2. WOMEN IN POWER AND DECISION-MAKING

2.1 Women’s participation in decision-making

2.2 Political equality

2.3 Men’s dominance of the public arena?

3. THE NORDIC COUNTRIES

3.1 Scandinavian model

3.2 Welfare and gender equality

4. WOMEN’S POLITICAL MOBILISATION IN THE NORDIC COUNTRIES

4.1 The process of democratisation

4.2 Women’s political participation

4.2.1 Institutionalised participation

4.2.2 Grass-root participation

5. CONCLUSIONS

BIBLIOGRAPHY

1. INTRODUCTION

Today, increasing attention is paid to the connection between a developed and well-functioning democracy and the provision of equal opportunities to enable all groups of citizens to participate in the political process of decision-making. Interest has been growing, in both feminist inspired research and more traditional scholarship within the political sciences, in the failure of democratic institutions with respect to the integration of groups that earlier were excluded for reasons of gender, class, ethnicity etc. (Berqvist 1999; Young 1998).

Because one of the major characteristics of the political process has been the marginalisation and exclusion of women from the institutions of liberal democracy, feminist research has long been very critical of the possibilities available under democracy for women to participate and influence this process (Berqvist 1999; Lovenduski 1997, 91). In the conventional understanding of liberal democracy, difference is regarded as primarily a matter of ideas, and representation is considered more or less adequate depending on how well it reflects voters` opinions, preferences or beliefs. Phillips (1995) adds, that usually problems of political exclusion are perceived either in terms of the electoral system (which can over-represent certain views and under-represent others), or in terms of people`s access to political participation (which has proved particularly skewed according to political participation).
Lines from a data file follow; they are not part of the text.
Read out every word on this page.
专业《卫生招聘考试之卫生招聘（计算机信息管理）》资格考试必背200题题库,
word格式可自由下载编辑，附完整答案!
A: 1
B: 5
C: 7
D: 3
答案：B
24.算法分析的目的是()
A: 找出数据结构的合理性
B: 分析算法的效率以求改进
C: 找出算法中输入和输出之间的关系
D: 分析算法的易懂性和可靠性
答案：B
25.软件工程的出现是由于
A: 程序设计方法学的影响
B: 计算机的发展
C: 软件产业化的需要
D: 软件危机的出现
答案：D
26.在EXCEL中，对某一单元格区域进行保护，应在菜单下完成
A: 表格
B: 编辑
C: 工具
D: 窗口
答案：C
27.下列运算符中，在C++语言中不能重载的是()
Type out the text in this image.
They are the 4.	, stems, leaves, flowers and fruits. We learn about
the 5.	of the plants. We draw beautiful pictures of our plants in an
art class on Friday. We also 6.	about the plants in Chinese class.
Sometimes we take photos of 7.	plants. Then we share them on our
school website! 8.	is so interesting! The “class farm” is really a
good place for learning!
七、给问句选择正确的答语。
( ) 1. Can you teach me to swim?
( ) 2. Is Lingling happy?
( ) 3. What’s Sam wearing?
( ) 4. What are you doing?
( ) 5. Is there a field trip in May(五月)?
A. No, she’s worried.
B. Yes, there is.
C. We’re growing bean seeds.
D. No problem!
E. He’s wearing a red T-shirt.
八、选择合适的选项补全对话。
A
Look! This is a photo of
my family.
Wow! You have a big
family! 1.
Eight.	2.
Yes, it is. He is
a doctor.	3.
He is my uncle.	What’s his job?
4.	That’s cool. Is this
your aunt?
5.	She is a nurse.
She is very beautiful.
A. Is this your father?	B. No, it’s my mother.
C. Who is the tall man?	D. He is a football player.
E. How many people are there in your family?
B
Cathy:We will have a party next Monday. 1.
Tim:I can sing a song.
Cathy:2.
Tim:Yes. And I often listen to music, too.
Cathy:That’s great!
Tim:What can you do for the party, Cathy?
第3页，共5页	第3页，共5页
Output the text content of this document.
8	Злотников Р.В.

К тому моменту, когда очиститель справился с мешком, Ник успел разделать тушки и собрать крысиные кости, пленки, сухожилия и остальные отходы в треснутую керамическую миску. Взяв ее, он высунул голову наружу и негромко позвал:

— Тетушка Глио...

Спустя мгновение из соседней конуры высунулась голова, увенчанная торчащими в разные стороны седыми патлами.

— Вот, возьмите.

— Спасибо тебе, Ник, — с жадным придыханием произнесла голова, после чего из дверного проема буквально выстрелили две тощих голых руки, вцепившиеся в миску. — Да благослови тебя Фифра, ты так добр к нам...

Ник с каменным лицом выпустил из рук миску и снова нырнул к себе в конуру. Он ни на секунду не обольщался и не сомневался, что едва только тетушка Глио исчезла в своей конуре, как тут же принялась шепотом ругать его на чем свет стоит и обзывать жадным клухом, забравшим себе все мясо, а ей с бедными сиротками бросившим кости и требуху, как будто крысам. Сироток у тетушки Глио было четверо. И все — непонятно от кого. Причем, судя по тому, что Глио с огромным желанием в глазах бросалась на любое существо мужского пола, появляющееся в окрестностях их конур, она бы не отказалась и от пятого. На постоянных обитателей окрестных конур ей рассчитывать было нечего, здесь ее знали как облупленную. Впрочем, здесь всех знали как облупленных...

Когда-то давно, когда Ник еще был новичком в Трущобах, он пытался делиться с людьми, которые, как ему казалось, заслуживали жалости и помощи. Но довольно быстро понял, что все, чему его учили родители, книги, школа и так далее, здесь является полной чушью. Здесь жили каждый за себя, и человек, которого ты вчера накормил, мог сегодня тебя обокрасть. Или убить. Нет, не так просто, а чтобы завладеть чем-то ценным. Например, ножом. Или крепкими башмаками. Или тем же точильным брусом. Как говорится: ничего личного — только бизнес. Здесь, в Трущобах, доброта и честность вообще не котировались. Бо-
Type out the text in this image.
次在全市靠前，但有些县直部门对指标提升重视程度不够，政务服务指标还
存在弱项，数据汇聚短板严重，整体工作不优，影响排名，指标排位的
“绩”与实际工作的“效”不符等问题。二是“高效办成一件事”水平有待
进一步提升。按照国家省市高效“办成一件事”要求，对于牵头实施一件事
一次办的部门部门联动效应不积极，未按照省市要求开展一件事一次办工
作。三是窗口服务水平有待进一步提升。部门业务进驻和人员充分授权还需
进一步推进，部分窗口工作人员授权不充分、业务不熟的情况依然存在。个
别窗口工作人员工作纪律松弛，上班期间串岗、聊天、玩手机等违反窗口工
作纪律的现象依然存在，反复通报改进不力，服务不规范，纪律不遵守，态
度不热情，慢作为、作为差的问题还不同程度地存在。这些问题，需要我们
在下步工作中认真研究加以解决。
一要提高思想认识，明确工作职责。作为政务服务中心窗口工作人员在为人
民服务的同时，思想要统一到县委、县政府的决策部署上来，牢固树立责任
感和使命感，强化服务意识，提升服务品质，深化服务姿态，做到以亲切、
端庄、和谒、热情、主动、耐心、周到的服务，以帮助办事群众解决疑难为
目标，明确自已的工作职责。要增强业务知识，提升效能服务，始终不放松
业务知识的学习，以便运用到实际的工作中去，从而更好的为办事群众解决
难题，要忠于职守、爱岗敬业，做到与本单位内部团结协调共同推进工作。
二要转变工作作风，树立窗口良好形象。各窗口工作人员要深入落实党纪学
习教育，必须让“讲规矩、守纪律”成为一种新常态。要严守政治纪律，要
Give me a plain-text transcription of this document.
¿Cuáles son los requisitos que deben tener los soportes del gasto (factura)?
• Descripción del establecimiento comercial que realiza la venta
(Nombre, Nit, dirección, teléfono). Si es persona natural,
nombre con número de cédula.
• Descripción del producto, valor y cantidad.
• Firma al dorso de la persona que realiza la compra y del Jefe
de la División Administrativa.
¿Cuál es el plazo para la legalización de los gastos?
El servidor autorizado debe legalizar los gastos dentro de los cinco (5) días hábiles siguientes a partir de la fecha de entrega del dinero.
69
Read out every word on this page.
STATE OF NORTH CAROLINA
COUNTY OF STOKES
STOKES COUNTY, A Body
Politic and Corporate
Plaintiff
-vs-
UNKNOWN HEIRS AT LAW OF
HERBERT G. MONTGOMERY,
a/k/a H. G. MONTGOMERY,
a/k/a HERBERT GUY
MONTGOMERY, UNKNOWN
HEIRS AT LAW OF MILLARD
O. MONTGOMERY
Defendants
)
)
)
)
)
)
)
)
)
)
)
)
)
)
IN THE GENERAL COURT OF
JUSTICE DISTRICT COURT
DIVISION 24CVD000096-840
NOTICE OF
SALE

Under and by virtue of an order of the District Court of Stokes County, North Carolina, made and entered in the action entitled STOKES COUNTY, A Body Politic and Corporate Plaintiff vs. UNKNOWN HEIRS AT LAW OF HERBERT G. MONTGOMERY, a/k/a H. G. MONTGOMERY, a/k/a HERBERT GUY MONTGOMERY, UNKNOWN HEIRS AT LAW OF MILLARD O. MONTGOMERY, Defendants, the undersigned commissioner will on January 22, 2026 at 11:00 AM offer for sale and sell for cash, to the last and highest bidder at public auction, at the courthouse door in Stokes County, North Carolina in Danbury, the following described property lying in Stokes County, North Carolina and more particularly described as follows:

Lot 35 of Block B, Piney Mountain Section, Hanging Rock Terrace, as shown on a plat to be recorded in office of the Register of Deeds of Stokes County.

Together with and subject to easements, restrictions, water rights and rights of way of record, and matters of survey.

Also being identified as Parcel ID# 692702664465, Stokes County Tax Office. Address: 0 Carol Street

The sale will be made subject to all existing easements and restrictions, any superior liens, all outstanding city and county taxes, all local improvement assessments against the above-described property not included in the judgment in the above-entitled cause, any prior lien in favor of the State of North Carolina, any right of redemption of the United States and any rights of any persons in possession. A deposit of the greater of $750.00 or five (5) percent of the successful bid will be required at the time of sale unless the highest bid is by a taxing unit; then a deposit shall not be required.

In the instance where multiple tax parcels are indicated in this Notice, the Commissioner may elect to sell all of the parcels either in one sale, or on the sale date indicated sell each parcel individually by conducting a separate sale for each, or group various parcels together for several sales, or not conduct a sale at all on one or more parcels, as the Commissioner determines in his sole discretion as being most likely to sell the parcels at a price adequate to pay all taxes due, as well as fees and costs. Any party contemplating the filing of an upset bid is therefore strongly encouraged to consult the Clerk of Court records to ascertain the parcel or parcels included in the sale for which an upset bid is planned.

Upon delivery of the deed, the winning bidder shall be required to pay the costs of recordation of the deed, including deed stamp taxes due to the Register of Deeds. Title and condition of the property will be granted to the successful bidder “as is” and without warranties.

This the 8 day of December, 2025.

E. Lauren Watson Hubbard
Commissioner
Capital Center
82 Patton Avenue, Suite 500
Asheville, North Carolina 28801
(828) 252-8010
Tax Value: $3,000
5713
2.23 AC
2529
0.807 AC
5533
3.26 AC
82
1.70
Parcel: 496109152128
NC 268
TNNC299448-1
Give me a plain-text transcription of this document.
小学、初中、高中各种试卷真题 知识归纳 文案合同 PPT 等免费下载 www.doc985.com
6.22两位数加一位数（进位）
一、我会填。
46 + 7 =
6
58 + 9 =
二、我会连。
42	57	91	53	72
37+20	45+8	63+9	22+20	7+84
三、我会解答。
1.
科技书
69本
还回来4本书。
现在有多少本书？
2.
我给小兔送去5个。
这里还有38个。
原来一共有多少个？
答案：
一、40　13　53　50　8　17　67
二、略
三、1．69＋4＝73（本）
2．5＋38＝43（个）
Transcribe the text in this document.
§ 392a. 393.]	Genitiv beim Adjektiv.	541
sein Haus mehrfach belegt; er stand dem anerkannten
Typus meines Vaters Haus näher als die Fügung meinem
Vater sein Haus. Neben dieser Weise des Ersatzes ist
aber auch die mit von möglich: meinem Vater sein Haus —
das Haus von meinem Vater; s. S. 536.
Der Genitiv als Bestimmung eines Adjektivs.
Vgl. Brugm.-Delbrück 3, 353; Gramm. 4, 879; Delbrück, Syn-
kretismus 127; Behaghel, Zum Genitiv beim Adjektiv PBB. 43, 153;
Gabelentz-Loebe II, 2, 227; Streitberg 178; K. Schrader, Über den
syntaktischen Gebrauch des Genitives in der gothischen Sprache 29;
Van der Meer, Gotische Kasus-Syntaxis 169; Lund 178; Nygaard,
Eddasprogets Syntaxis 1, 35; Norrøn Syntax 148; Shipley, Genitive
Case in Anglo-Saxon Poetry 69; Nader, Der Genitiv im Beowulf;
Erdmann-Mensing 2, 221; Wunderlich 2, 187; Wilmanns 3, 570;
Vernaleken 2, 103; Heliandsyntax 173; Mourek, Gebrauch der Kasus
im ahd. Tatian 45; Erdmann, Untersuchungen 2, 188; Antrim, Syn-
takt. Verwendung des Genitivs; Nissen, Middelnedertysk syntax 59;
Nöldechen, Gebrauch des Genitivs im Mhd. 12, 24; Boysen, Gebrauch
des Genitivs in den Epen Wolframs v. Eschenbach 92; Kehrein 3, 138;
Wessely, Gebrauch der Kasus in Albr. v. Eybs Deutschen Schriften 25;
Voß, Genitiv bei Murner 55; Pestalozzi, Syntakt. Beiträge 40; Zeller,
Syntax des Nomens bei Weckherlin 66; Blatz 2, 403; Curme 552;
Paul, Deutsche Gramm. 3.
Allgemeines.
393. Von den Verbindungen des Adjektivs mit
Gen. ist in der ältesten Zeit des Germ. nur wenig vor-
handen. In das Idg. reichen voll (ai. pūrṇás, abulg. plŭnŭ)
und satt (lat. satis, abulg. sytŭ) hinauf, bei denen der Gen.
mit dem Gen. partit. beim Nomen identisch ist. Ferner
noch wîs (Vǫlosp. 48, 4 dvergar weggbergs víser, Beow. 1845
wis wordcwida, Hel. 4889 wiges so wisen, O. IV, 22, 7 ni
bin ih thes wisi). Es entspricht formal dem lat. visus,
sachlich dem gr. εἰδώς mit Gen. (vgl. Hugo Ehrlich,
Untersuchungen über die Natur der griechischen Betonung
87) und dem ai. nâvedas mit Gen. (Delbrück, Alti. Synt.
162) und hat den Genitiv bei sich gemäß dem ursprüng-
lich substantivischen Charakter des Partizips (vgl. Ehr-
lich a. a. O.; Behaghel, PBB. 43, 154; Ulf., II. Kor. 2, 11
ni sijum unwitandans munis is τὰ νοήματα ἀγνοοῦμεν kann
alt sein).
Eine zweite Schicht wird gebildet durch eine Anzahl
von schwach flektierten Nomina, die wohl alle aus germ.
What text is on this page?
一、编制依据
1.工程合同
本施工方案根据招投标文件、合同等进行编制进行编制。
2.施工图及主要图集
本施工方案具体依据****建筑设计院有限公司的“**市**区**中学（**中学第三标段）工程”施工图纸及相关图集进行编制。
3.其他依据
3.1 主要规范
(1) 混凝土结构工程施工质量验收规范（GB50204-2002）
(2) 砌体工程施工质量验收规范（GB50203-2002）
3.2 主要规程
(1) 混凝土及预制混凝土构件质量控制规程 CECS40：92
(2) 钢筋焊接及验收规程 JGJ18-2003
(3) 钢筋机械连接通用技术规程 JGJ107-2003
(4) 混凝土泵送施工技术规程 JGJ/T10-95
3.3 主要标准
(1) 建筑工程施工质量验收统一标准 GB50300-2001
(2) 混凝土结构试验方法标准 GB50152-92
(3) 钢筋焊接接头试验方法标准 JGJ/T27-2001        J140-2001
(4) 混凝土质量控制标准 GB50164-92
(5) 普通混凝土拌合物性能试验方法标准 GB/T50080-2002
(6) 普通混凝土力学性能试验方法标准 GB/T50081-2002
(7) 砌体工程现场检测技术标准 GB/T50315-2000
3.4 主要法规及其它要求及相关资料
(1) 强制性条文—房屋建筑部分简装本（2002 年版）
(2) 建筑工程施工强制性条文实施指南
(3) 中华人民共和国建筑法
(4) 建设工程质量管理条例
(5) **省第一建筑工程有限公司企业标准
The book, “Keskeneräinen kansanvalta“ (Unfinished Democracy), which presented the first large study of women in Nordic politics, found in 1983 that politics was still a man’s world, and that with only a few exceptions, the percentages of women decreases the higher one gets in the hierarchy in the power (Haavio-Mannila et al. 1983, 267). This has been the fact which provided the inspiration to me for this essay. During the nineteen years that have passed since Haavio-Mannila’s publication, gender equality has become more widespread, but are the democracies equal nowadays? Issues of political and gender equality are the main subject in this essay. How equal are women and men in the Nordic Countries? How homogenous are the Nordic countries? I have chosen Nordic countries, because first I am a Finnish woman and second I know finnish political system and Scandinavian model quite well. It is also interesting, that Anne Phillips (1991, 83) says that the experience of the Nordic Countries has been one factor encouraging her belief in the possibility of increased political equality within political institutions.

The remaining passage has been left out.